One of the owners of Fanaei Investments, a Birmingham company known for renovating and selling urban properties, addressed the council at a meeting earlier this month, asking the council to declare the former theater surplus and sell it.
It wasn’t a difficult pitch to make. The Calhoun, built in the 1940s, thrived in a mid-century Anniston that was bristling with soldiers and devoid of television screens. It hung on into the 1983, despite the rise of TV and of bigger theaters in other parts of town. Richard Pryor’s “The Toy” — still a new film at the time — was the last movie screened there.
A private contractor’s attempt in 1996 to renovate the structure as an entertainment venue eventually came to a halt. Since then, the building has become the city’s property, and the city’s problem. City officials say there’s major damage to the roof, and there was talk at one point of turning it into an open-air amphitheater. In 2019, volunteers worked to at least spruce up the exterior, tearing down vines and putting up classic movie posters on the building’s exterior.
It’s unclear exactly what Fanaei intends to do with the building. No one from the company appeared at Tuesday’s meeting, and attempts to reach the company by phone were unsuccessful. City officials say they know only that the plan is to turn the site into some sort of entertainment venue. Fanaei has done similar work in Birmingham, city officials said.
“Frankly, I’m grateful someone’s interested in the building,” said Mayor Jack Draper.
Councilman D.D. Roberts said that since news of the sale first got out, some local residents have complained that the site could be sold for just $7,000. He said those critics don’t know the condition of the site.

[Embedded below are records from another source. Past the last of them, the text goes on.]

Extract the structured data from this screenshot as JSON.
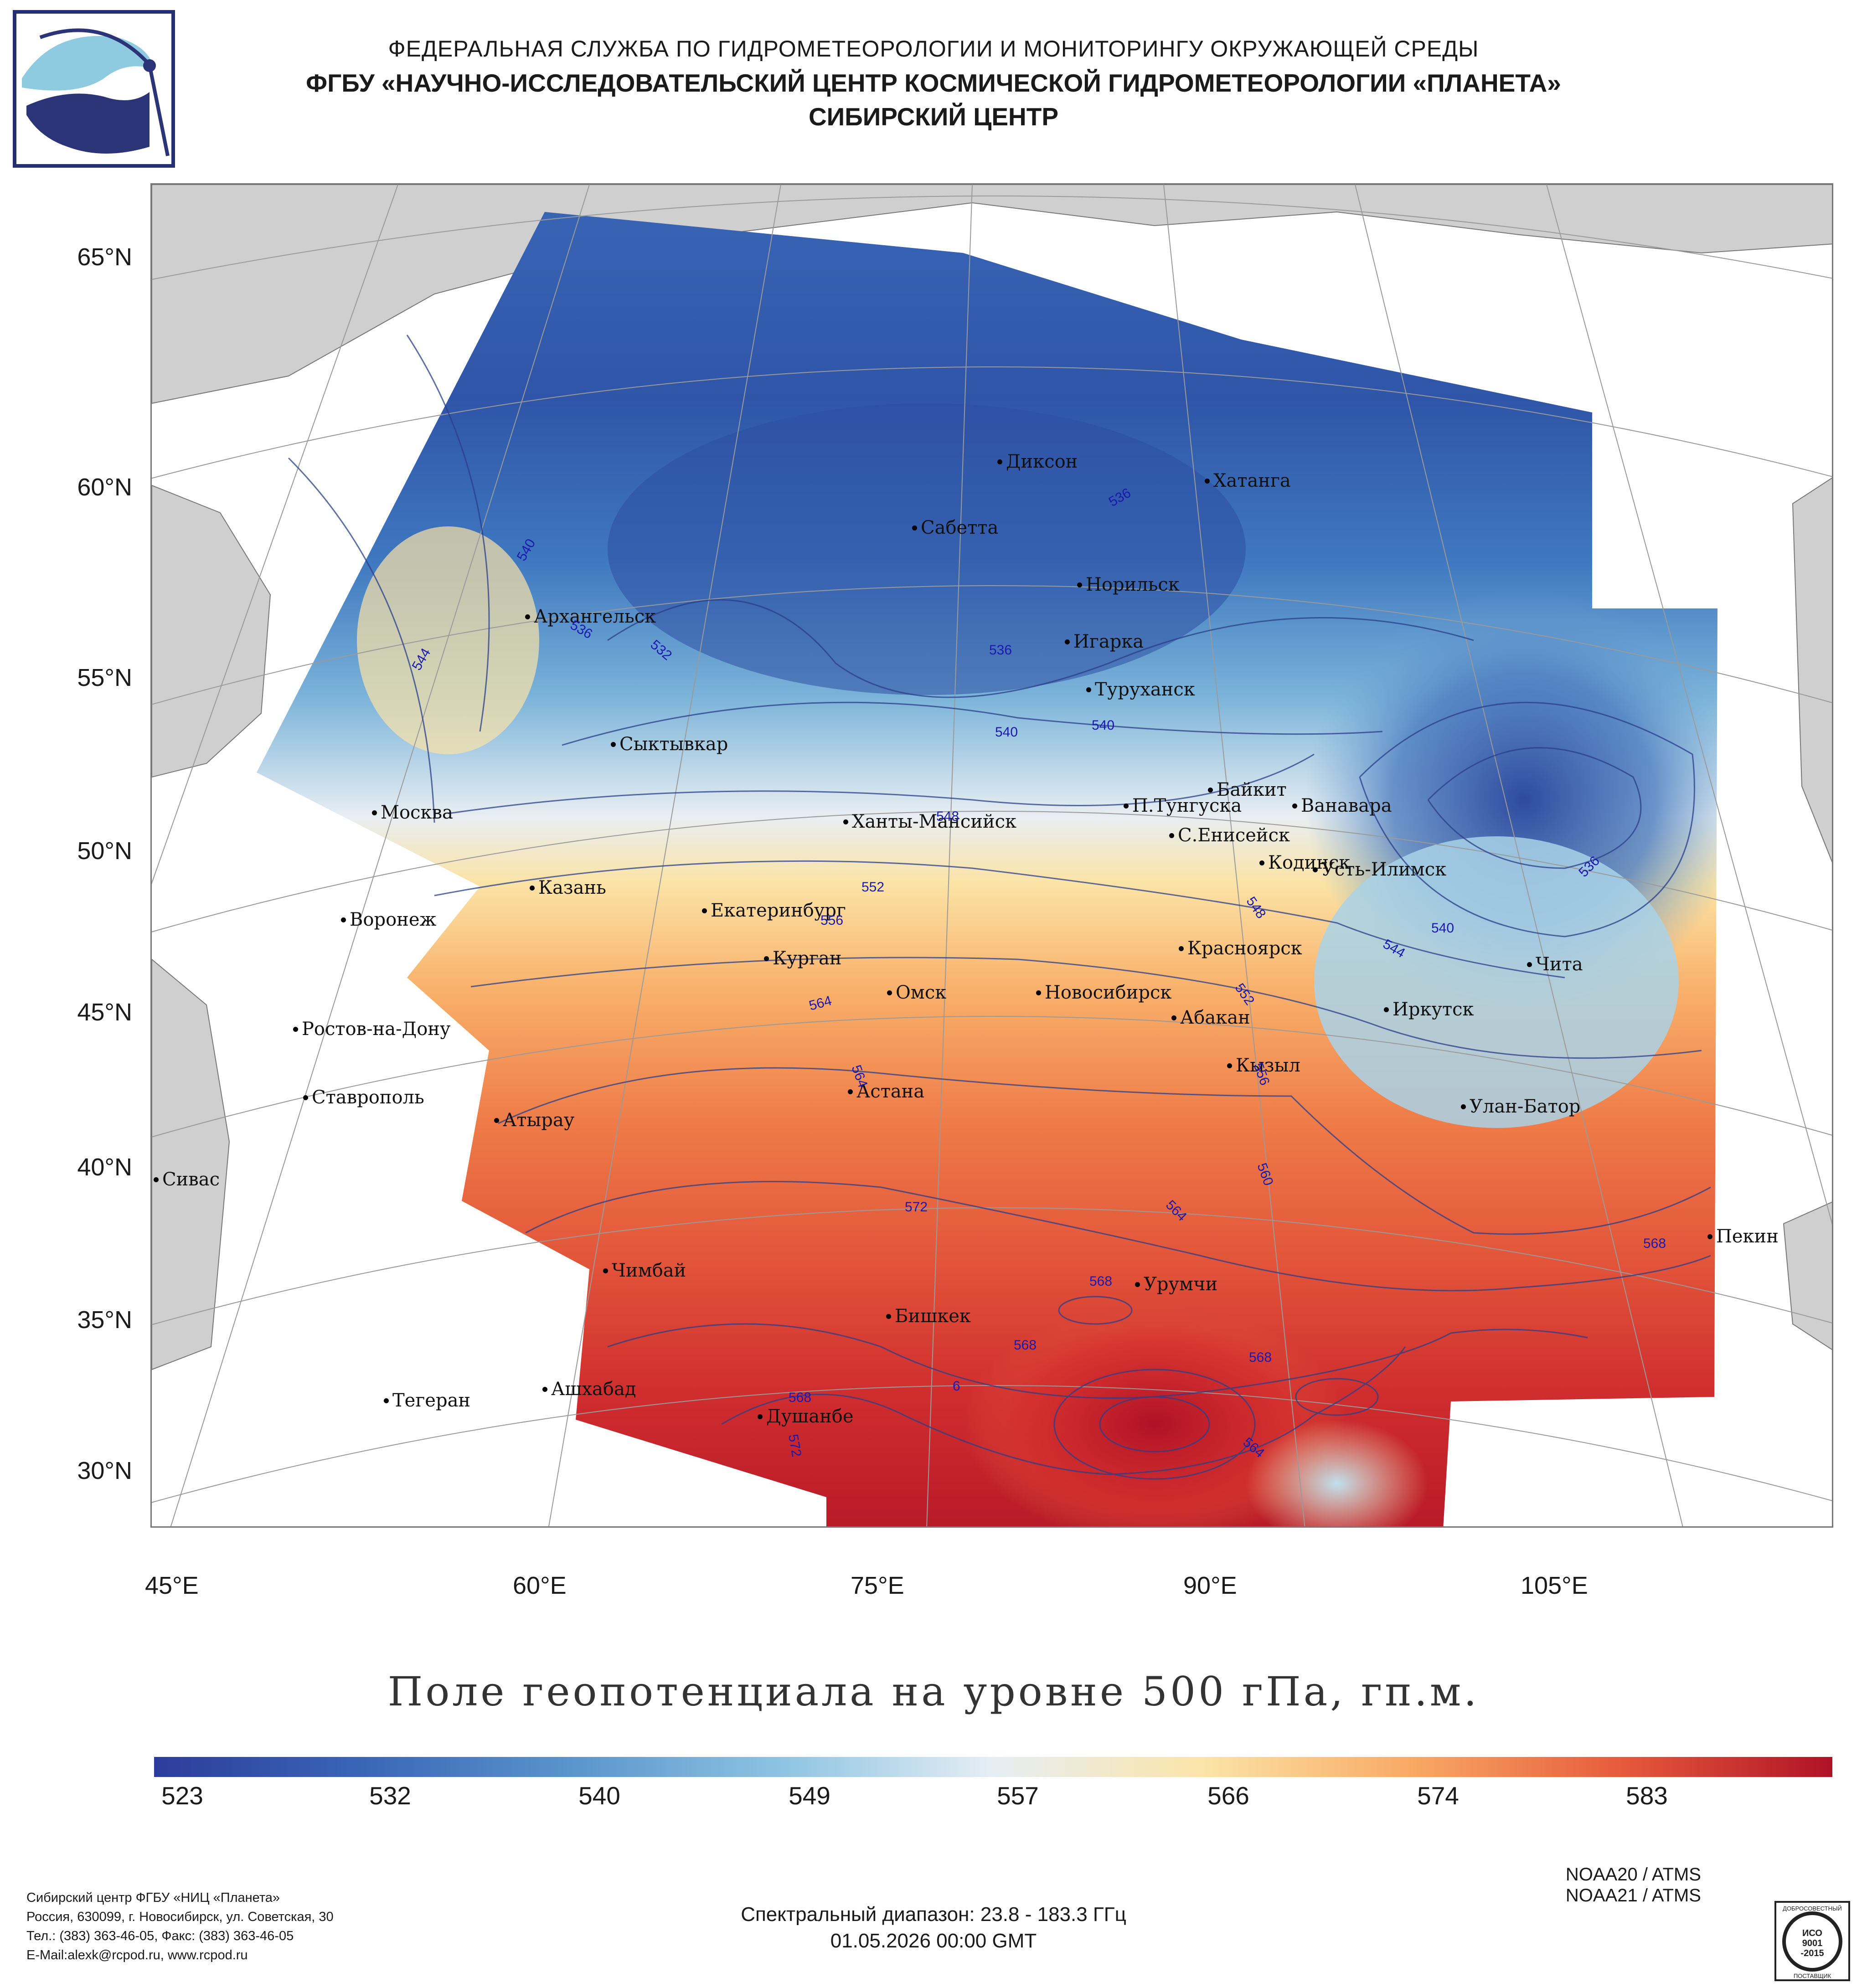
{
  "header": {
    "org_line1": "ФЕДЕРАЛЬНАЯ СЛУЖБА ПО ГИДРОМЕТЕОРОЛОГИИ И МОНИТОРИНГУ ОКРУЖАЮЩЕЙ СРЕДЫ",
    "org_line2": "ФГБУ «НАУЧНО-ИССЛЕДОВАТЕЛЬСКИЙ ЦЕНТР КОСМИЧЕСКОЙ ГИДРОМЕТЕОРОЛОГИИ «ПЛАНЕТА»",
    "org_line3": "СИБИРСКИЙ ЦЕНТР"
  },
  "map": {
    "lat_labels": [
      "65°N",
      "60°N",
      "55°N",
      "50°N",
      "45°N",
      "40°N",
      "35°N",
      "30°N"
    ],
    "lon_labels": [
      "45°E",
      "60°E",
      "75°E",
      "90°E",
      "105°E"
    ],
    "cities": [
      "Диксон",
      "Хатанга",
      "Сабетта",
      "Норильск",
      "Архангельск",
      "Игарка",
      "Туруханск",
      "Сыктывкар",
      "Байкит",
      "Москва",
      "П.Тунгуска",
      "Ванавара",
      "Ханты-Мансийск",
      "С.Енисейск",
      "Кодинск",
      "Усть-Илимск",
      "Казань",
      "Екатеринбург",
      "Воронеж",
      "Красноярск",
      "Курган",
      "Чита",
      "Омск",
      "Новосибирск",
      "Ростов-на-Дону",
      "Абакан",
      "Иркутск",
      "Кызыл",
      "Астана",
      "Ставрополь",
      "Улан-Батор",
      "Атырау",
      "Сивас",
      "Пекин",
      "Чимбай",
      "Урумчи",
      "Бишкек",
      "Ашхабад",
      "Тегеран",
      "Душанбе"
    ],
    "contour_labels": [
      "536",
      "540",
      "536",
      "532",
      "544",
      "536",
      "540",
      "540",
      "548",
      "552",
      "556",
      "564",
      "548",
      "552",
      "540",
      "536",
      "544",
      "556",
      "564",
      "560",
      "572",
      "564",
      "568",
      "568",
      "568",
      "568",
      "568",
      "572",
      "6",
      "564"
    ],
    "colors": {
      "land": "#d0d0d0",
      "ocean": "#ffffff",
      "contour": "#2a3f8a",
      "contour_label": "#1a1ab0"
    }
  },
  "title": "Поле геопотенциала на уровне 500 гПа, гп.м.",
  "colorbar": {
    "ticks": [
      "523",
      "532",
      "540",
      "549",
      "557",
      "566",
      "574",
      "583"
    ],
    "colors": [
      "#2c3c9a",
      "#3a66b6",
      "#5a95cc",
      "#8ec4e2",
      "#e6eef4",
      "#fbe4a8",
      "#f8a964",
      "#e65a3c",
      "#b01226"
    ]
  },
  "satellites": [
    "NOAA20 / ATMS",
    "NOAA21 / ATMS"
  ],
  "spectral": "Спектральный диапазон: 23.8 - 183.3 ГГц",
  "datetime": "01.05.2026 00:00 GMT",
  "contact": {
    "line1": "Сибирский центр ФГБУ «НИЦ «Планета»",
    "line2": "Россия, 630099, г. Новосибирск, ул. Советская, 30",
    "line3": "Тел.: (383) 363-46-05, Факс: (383) 363-46-05",
    "line4": "E-Mail:alexk@rcpod.ru, www.rcpod.ru"
  },
  "iso_badge": {
    "top": "ДОБРОСОВЕСТНЫЙ",
    "mid1": "ИСО",
    "mid2": "9001",
    "mid3": "-2015",
    "bottom": "ПОСТАВЩИК"
  }
}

“Anybody that knows the history of Anniston knows that building has been sitting there for years,” Roberts said.
Signs of downtown interest
City officials have long said they expect interest in downtown properties to quicken as contractors near completion of the new federal courthouse on Gurnee Avenue, a building that is expected to bring more traffic and business downtown. The council earlier this month approved tax incentives for Cobblestone Properties, a company that plans to build a hotel downtown.
Another downtown site, the Freedom Riders National Monument, is also working to step up activity at the old Greyhound bus station that is the core of the National Parks Service site. May will mark the 60th anniversary of the attack on the Freedom Riders, civil rights advocates who rode through Anniston to protest segregation on interstate buses.
Park ranger Kris Butcher brought council members a copy of the new junior park ranger workbook for the Freedom Riders site. Junior ranger badges and workbooks are a common attraction at national park sites, and Butcher said the workbook would be available some time in May.
“The intent is to have something there even when a ranger isn’t available,” Butcher said. The Greyhound station was opened for visitors for the first time earlier this year, and Butcher said there’s a plan to install informational kiosks at the Greyhound station and the bus burning site.
In other business, the council:
— Appointed six new members to the Main Street Anniston board of directors: Kristin Filligim, Thomas Zimmerman, Chris Collins, Jacqueline Judkins, Christopher Carr and Dara Murphy. The board also reappointed Christa Morphis.
— Tabled a motion to pass a new debris collection ordinance for the city. Council members plan to seek more input on the ordinance at a public meeting at the City Meeting Center Thursday at 5:30 p.m.